Letting the candidate slow the customer. A team panicked at high shadow cost and moved the candidate path onto the request goroutine to reuse the context. Suddenly the candidate was blocking the response. Latency went up. The candidate was rolled back not because of divergence but because of synchrony. The shape that prevents this is the contract from the architecture section: candidate runs in a separate goroutine with its own context, period.

Failing to register expected divergences. A team rolled out a deliberate rule change as shadow and watched 18% of requests diverge. The team panicked and rolled back, then realised the divergence was exactly the change they had asked for. The fix is the expected-change registry: every candidate that is supposed to behave differently has to declare where and how much, before the shadow run starts. Then the unexpected divergence rate is meaningful.

Where shadow ends and the next thing begins

Shadow mode is the live half of the candidate’s pre-production exposure. The offline half is replay-based simulation β€” running the candidate against a captured fixture of traffic, with both engines deterministic, with the comparison reproducible. Shadow is what the candidate has to survive in the wild; replay is what it has to survive in the lab.

The two are complementary. Shadow tells you what the candidate does on real traffic at the cost of running real traffic. Replay tells you what the candidate does on a known fixture at the cost of preparing the fixture. The next post puts them together: a captured fixture from traffic-gen, a stored snapshot from bre-go, a candidate rule set, and a deterministic diff of the two outputs. The output of that loop is what makes rule changes reviewable as code, not as hope.

The lesson

The engineering lesson, after seven shadow rollouts of varying complexity, is this. Shadow mode lets new logic be wrong in production, on production traffic, before a single customer pays for the bug. It does that by running the candidate alongside the active, asynchronously, comparing outputs, classifying divergences, and surfacing the unexpected ones to the team.
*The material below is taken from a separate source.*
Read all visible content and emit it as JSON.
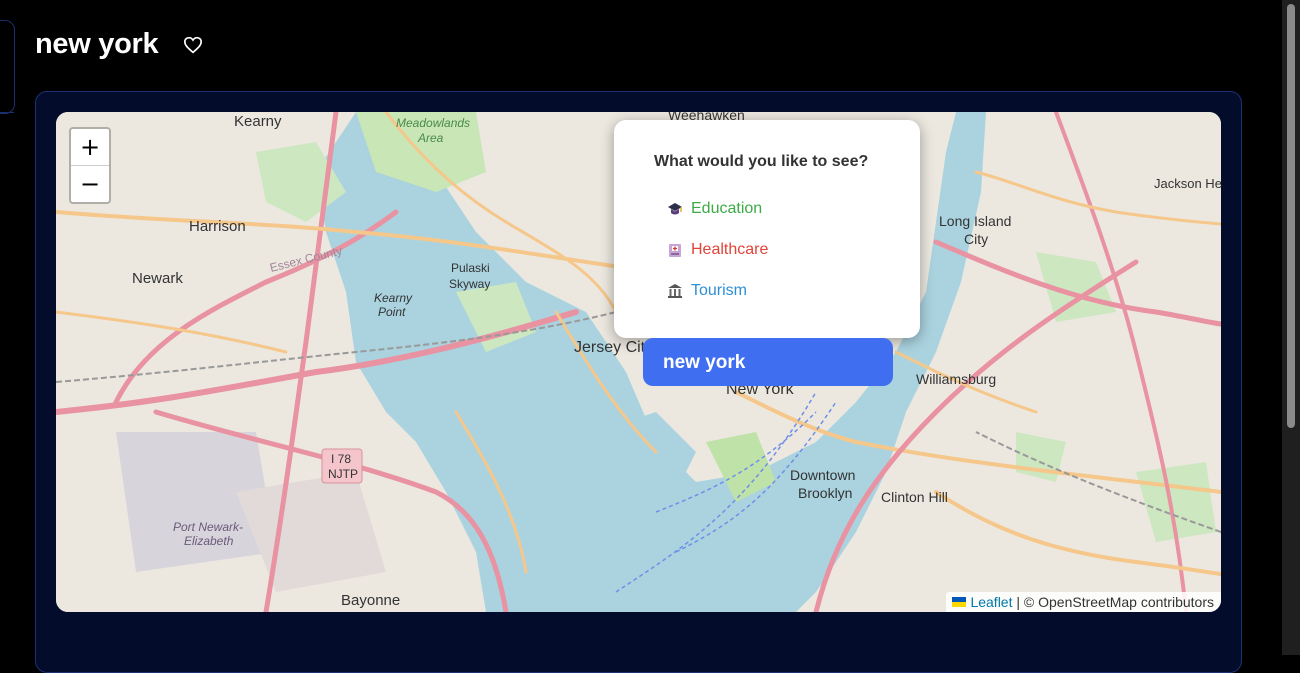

The cost is the architecture: a goroutine per shadowed request, a comparison log, a divergence pipeline, a feature flag. The first version is a few hundred lines of code. The full version is a small service with a dashboard. The benefit compounds: every candidate is exposed to production-shaped traffic before it ships, every active is implicitly audited by being compared, and every rollout starts with a divergence report instead of a hope.

The composer rewrite in the opening anecdote shipped on day eleven with no customer-visible change. The old composer’s panic bug got its own ticket and was fixed the week after. The shadow run had cost an engineer about three hours of investigation time across ten days. The bug it caught in the active had been silently mispricing about one refund correction every few hours, for two and a half years. Shadow mode paid for itself in that single comparison; everything after has been the surplus.